Edu: É preocupante, muito preocupante. Se bem que nessas ocasiões grandiosas o Brasil meio que se 'cotiza' moralmente para fazer as coisas parecerem melhores do que são - o que é outra distorção. Nem acho que haverá violência policial dentro dos estádios nos grandes eventos esportivos, mas não quer dizer que o problema nosso estará resolvido, porque as outras faces da violência estarão por aí, visíveis e sem prazo de validade. De qualquer jeito, no que diz respeito ao futebol, a doença é de todo o continente, embora não seja um consolo. Seria preciso uma revolução de costumes dentro do esporte para banir essas aberrações dos estádios.

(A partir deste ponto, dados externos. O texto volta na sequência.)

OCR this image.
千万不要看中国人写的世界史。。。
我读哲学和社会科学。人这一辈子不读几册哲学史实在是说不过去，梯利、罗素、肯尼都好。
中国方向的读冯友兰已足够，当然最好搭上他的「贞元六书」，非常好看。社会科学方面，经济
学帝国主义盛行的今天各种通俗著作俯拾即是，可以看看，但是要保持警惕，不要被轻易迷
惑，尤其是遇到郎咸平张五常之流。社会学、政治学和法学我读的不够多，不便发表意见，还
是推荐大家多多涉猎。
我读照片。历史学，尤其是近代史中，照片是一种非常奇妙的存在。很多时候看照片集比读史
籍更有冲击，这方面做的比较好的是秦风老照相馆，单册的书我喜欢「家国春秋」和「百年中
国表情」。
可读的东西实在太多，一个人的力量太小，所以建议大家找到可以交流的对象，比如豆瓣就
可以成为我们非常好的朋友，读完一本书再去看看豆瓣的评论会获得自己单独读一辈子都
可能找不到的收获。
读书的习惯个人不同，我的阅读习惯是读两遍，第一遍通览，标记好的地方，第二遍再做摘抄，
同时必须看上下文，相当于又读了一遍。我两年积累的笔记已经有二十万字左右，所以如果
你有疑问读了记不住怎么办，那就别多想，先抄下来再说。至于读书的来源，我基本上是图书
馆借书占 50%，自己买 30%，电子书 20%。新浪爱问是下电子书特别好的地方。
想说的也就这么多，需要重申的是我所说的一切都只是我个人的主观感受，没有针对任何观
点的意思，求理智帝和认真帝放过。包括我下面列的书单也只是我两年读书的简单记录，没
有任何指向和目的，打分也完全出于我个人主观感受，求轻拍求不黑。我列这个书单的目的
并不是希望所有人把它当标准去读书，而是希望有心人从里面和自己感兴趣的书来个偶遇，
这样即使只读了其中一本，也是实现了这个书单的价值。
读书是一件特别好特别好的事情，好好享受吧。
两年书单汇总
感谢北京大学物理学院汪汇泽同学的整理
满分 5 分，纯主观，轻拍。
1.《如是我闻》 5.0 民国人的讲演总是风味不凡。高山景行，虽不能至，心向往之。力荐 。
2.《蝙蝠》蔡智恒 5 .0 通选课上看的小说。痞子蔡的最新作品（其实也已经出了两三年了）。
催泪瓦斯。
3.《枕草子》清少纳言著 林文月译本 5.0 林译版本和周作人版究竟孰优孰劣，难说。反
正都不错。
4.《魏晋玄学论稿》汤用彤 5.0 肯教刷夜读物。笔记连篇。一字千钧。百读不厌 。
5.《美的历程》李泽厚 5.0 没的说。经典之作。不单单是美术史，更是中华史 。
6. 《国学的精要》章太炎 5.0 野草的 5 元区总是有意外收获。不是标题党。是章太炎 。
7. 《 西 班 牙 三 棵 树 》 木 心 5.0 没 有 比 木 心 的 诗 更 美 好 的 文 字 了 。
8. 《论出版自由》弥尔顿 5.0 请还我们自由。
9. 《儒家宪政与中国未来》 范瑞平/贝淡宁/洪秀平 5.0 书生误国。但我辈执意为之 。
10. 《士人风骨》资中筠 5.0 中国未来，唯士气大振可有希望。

Carles: Insisto que a atenção recai especialmente sobre o Brasil, mesmo que o problema seja de todo o continente. Primeiro pela responsabilidade e proximidade dos próximos eventos esportivos. Segundo para demonstrar que o recente salto evolutivo não é só um fenômeno econômico, mas que vai conseguir os reflexos necessários à educação para recuperar uma parte do que se foi perdendo pelo caminho desde a metade o século passado. Sinceramente, eu começaria pela educação das forças policiais.

Edu: Tem razão, seria um bom começo.